Саша рассеяно слушала подруг. Она потянула ногу и боль в щиколотке становилась с каждым шагом все ощутимее. Неподалеку от остановки припарковался большой темно зеленый внедорожник. Заметив машину, Саша поморщилась.
Дверь автомобиля распахнулась и Саша увидела улыбающееся лицо отца.
— Привет, Санька! — радостно шагнув к ней навстречу сказал отец.
— Привет, пап…
— Здравствуйте! — дружно поздоровались Сашины спутницы.
Отец одарил всех улыбкой и помахал.
Саша тоже помахала.
— Пока. До завтра…
— Ну, как твои дела? — усевшись за руль поинтересовался отец. — Что-то вы все какие-то не радостные? Разлюбили балет? — попытался пошутить отец.
— Все нормально. Устали…
Отец бросил изучающий взгляд на дочь.
— Может заедем в какую-нибудь кафешку. Поедим чего-нибудь вкусненького, это очень способствует восстановлению сил. Маму я предупрежу, — бодро предложил он. Саша покачала головой.
— Я правда очень устала. И ногу потянула, нужно компресс сделать. Отвези меня домой, — бесцветным голосом сказала она. На ее лице застыло выражение неприязненной скованности.
Отец пожал плечами и улыбнулся.
— Ладно… Просто я подумал, ты захочешь куда-нибудь зайти…
Он хотел добавить «Раньше ты любила когда мы куда-то ходили», но промолчал. Раньше все было по другому. И его дочь явно обижена на него из-за того что все изменилось. Он подавил начавшее охватывать его раздражение. Саша ни в чем не виновата. Она имеет право злиться… Настроение испортилось. Он уже жалел, что решил приехать вот так, неожиданно. Хотел устроить сюрприз. Сюрприз не удался. Теперь, наверное, так будет всегда…
— А с ногой что-то серьезное? Может нужно показаться врачу? — выезжая на дорогу спросил он обеспокоенно. Саша дернула плечиком.
— Нет. Нормально все. Такое часто случается. Компресс хорошо помогает…
— Ясно…
Он кивнул.
— А вообще как дела?… В школе, с подругами…
Худенькое плечико вновь поднялось вверх и опустилось.
— Все нормально… хорошо…
Чувствуя некоторую неловкость он улыбнулся.

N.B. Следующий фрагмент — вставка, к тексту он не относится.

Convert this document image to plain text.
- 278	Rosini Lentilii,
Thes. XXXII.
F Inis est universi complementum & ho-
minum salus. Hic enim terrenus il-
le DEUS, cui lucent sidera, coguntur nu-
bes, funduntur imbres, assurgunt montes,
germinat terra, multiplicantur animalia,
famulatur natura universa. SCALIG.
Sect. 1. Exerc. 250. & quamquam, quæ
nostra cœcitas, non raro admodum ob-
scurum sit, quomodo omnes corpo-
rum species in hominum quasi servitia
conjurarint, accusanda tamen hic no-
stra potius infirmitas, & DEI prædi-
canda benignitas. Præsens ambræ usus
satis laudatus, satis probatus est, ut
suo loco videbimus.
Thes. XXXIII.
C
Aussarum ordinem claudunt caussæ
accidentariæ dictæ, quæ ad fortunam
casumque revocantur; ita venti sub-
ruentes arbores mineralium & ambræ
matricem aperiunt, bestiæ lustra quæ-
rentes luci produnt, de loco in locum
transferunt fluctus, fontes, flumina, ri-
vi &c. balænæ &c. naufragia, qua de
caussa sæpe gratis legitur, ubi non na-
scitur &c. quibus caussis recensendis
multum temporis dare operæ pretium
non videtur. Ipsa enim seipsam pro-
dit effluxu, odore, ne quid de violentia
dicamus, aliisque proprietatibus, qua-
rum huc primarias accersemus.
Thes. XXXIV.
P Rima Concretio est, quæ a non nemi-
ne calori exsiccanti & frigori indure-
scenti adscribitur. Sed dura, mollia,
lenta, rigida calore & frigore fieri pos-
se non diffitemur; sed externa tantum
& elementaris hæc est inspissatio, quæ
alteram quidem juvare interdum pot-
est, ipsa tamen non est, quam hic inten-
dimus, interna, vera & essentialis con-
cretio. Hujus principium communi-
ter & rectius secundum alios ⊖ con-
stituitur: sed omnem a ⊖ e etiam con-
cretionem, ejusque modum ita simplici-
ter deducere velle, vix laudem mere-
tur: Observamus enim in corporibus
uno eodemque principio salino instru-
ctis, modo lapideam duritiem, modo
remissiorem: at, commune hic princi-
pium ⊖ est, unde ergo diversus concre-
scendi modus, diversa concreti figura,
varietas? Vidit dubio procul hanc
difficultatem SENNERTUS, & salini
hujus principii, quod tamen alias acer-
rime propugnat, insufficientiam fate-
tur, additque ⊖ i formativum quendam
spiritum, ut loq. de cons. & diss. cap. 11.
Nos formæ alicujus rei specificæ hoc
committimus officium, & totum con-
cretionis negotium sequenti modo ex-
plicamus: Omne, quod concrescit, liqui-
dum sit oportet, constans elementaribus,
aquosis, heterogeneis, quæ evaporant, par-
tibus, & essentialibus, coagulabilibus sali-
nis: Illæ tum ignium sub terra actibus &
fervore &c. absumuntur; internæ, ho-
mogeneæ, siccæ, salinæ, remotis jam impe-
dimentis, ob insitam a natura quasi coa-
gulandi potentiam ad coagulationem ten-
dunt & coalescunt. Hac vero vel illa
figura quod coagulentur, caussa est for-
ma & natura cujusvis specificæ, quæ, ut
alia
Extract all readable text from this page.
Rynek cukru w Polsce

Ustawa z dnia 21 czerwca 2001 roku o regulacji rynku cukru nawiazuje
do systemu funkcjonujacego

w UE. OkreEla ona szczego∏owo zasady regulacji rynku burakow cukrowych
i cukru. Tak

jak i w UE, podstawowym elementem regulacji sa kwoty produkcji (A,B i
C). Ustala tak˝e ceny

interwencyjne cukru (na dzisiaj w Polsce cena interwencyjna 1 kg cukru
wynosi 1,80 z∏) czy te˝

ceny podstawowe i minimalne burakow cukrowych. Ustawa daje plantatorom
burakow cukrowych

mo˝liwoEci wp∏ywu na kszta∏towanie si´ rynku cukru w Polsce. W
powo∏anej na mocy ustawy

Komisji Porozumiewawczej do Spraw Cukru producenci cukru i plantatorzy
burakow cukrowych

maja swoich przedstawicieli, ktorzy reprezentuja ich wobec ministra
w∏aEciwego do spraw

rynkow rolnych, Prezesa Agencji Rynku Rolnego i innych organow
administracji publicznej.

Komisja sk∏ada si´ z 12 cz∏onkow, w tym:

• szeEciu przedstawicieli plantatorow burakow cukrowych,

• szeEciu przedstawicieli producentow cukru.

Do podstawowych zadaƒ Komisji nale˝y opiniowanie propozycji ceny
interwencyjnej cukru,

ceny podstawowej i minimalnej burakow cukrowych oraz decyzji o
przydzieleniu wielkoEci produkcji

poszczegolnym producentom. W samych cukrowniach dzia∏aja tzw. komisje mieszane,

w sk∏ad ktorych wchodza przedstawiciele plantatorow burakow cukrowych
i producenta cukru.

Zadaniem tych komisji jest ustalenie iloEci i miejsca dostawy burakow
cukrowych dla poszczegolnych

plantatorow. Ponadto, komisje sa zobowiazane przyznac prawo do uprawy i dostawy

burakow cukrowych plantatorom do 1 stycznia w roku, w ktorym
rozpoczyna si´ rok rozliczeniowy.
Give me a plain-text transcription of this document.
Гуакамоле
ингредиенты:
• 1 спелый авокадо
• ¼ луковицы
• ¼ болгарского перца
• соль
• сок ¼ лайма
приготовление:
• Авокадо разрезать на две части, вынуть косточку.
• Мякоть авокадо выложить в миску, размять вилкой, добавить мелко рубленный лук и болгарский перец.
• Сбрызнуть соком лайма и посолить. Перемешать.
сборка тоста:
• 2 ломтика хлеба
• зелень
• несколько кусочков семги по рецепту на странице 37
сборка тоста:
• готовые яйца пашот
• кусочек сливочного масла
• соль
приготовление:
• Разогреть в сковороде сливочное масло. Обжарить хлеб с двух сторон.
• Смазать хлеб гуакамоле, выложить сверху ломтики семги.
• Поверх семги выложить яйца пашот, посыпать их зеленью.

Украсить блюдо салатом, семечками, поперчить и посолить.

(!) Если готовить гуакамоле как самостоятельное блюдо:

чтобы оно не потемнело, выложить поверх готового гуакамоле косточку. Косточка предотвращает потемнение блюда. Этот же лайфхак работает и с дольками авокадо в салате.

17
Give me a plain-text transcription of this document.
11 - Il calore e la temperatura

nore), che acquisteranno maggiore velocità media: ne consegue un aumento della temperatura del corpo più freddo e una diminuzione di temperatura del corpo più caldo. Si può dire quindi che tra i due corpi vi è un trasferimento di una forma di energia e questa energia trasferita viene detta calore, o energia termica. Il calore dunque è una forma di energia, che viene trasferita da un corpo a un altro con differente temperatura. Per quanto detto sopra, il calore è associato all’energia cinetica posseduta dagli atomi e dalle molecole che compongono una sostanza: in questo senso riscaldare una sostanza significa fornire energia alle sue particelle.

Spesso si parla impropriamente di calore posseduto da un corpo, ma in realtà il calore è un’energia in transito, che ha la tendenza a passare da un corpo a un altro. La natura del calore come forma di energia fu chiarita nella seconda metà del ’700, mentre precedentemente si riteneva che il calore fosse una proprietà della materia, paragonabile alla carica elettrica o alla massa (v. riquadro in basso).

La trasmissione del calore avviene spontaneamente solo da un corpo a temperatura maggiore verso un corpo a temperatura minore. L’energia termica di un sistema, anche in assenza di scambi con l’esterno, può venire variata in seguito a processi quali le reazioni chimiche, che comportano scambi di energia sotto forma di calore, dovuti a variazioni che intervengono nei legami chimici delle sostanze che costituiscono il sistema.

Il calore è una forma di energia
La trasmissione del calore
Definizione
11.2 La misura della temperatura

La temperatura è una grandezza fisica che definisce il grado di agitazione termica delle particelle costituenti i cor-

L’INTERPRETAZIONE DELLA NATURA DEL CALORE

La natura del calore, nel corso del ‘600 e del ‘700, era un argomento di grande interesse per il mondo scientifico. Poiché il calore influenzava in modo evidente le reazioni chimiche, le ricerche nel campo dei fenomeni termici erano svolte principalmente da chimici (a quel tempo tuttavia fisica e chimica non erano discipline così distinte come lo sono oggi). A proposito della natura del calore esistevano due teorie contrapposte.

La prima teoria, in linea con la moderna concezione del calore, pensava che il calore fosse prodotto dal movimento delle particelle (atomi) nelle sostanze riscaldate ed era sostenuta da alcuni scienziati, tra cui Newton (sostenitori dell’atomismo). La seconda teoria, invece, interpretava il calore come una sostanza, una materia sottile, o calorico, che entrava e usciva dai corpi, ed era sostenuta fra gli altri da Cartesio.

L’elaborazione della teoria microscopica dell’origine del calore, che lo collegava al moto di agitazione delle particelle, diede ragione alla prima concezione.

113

— Я рад, что у тебя все хорошо…
Вот и пообщались. В душе поскреблось когтистой лапкой сожаление, ощущение утраты чего-то очень-очень значимого, что уже больше никогда не вернется…
Глава 5
— Ой, Суркова! Саша! Дай домашку списать! — ухватившись за лямку Сашиного рюкзака и «повиснув» на ней, умоляюще проныл Федька Щукин. — Саш, ну дай. Пожалуйста! Сейчас Пифагоровна снова пару поставит, сама знаешь у нее ко мне особая любовь… Ты же не хочешь чтобы меня на второй год оставили…
— Вообще-то хочу, — сердито сказала Саша. Федька от неожиданности приоткрыл рот и даже выпустил из рук лямку ее рюкзака.
— Ты че, Суркова?! Чего ты такое говоришь?
— Никто не будет каждый раз просить чтобы ему дали списать. Нужно самому, хоть иногда что-то делать…
Федька закивал лохматой головой.
— Да, да, да, точно, точно, я знаю, знаю… Саш, перемена заканчивается. Пожалуйста!…
Серые наивные глаза Федьки умоляюще уставились на Сашу. Вздохнув, она достала из рюкзака тетрадь.
— В последний раз!…
— Да, да, да, Саш… Спасибо!… — выхватив спасительную тетрадку из Сашиных рук Федька побежал к окну, чтобы на подоконнике быстренько списать хоть что-то.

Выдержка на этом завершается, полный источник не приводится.